Sonic booms are the audible effects of shock waves caused by matter moving faster than the speed of sound - approximately 761 MPH at sea level at 59 °F (1,224 KPH @ 15 °C) – through the atmosphere. In this case, the types of “matter” are various supersonic military aircraft that may include the US Air force F-16, F/A-18, F-22, and F-35 fighter jets as well as NASA’s F-5A and F-15B Shaped Sonic Boom Demonstrator jets. These otherwise exotic aircraft are common to the airspace above the Mojave Desert. Over the course of 18 months, from 2005 - 2007, I recorded all of the sonic boom events that occurred as a result of this routine shattering of the sound barrier in the airspace above, labeled by the US Air Force as the R-2508 Special Use Airspace Complex. The equipment array installed was calibrated to autonomously monitor and record any sound above an established decibel threshold, filtering out long moments of (perceived) silence and / or low volume sounds, natural and man-made. The result is an "inverse noise gate". A noise gate being an acoustical engineering term for a device or application which controls, limits the loud volume spikes or peaks of an audio signal. By inverting this filter, my recordings retain the abrupt and loud sounds, thereby capturing the elusive sonic boom-scape of this singularly militarized, supersonic airspace, the largest and most active of its kind in the world.

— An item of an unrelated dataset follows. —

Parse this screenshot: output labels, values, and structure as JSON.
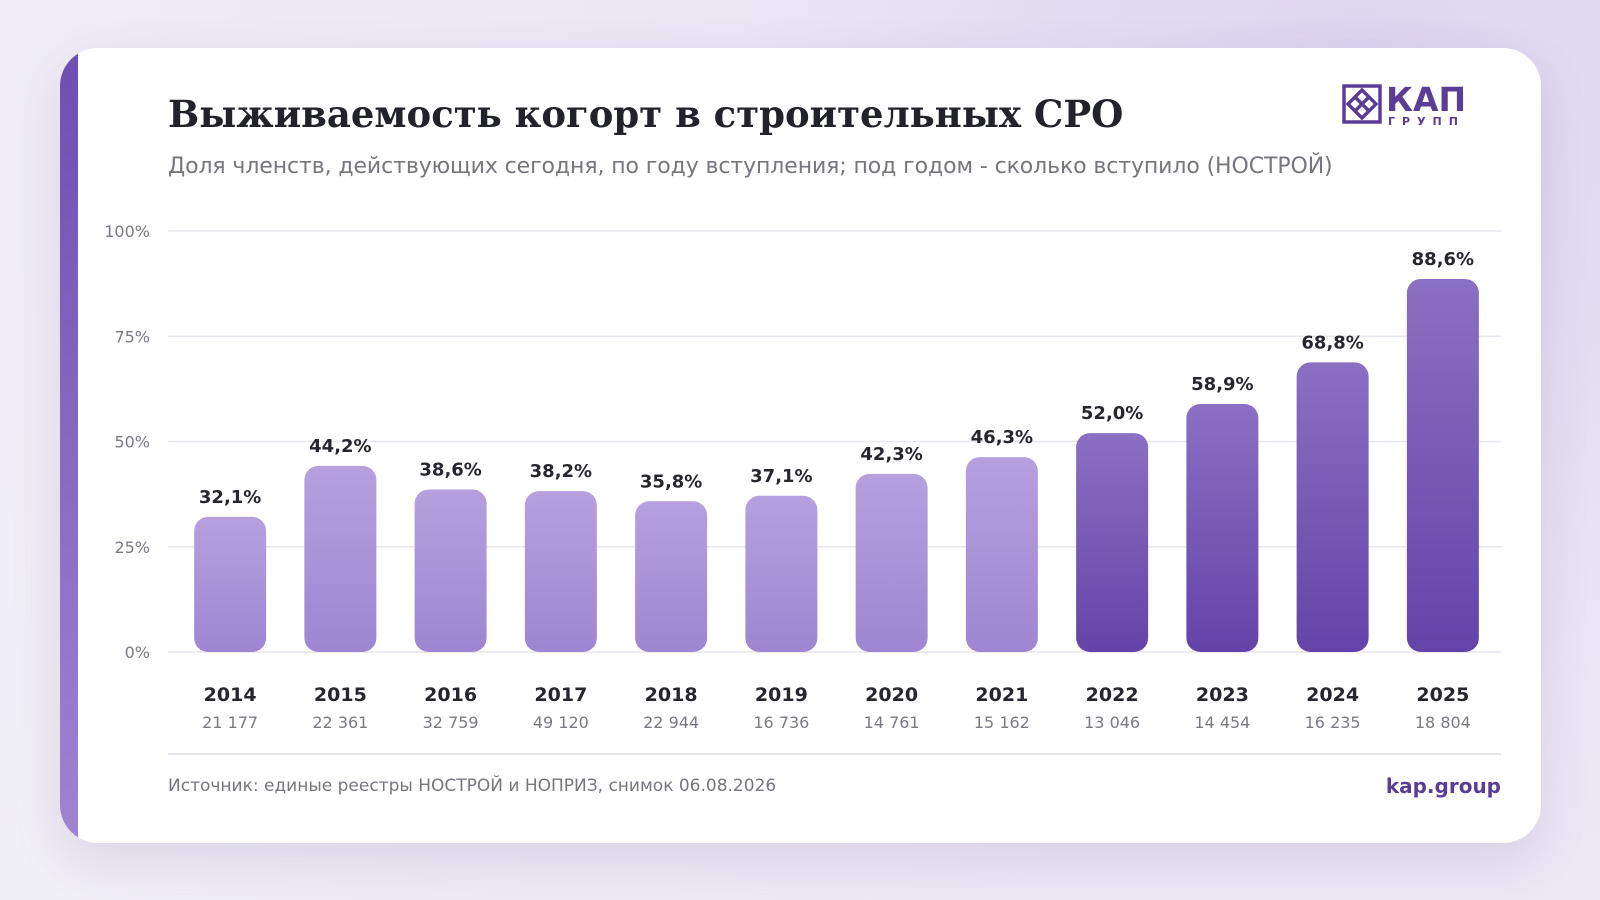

These recordings have been exhibited as part of two collaborative installations with SIMPARCH: Gloom & Doom I (Center For Contemporary Art, Cincinnati, OH, May - October 2006) and Gloom & Doom II (Weston Art Gallery, Cincinnati, May - July 2006) where an anechoic "boom chamber" was constructed in the form of a two-story plywood "house", a direct reference to the test-homes NASA and the US Air Force built in the 1950s on a dry lake bed at Edwards AFB. These test homes had embedded microphones and seismometers to detect shockwave impact and structural damage.

As of May 2012, a playback of select booms and incidental desert ambiance is being exhibited indefinitely at the CLUI Desert Research Station in the recently activated Sonic Boom Containment Vessel.

see also:
Sonic Boom Containment Vessel
Gloom & Doom I
Gloom & Doom II

An installation featuring a listening station and descriptive poster was exhibited in the group show Aural Indicators at the Contemporary Conflict Institute in Troy, New York, March-May 2010.
An updated iteration of this audio/didactic poster installation, but including a large format (40x80 inch) print was shown in the group show Ecotone at the Actual Size gallery in Los Angeles, March-April 2014.

A short composition of select booms was exhibited in the group show Zeigen: An Audio Tour through Berlin at the Temporäre Kunsthalle Berlin, December 2009 - January 2010.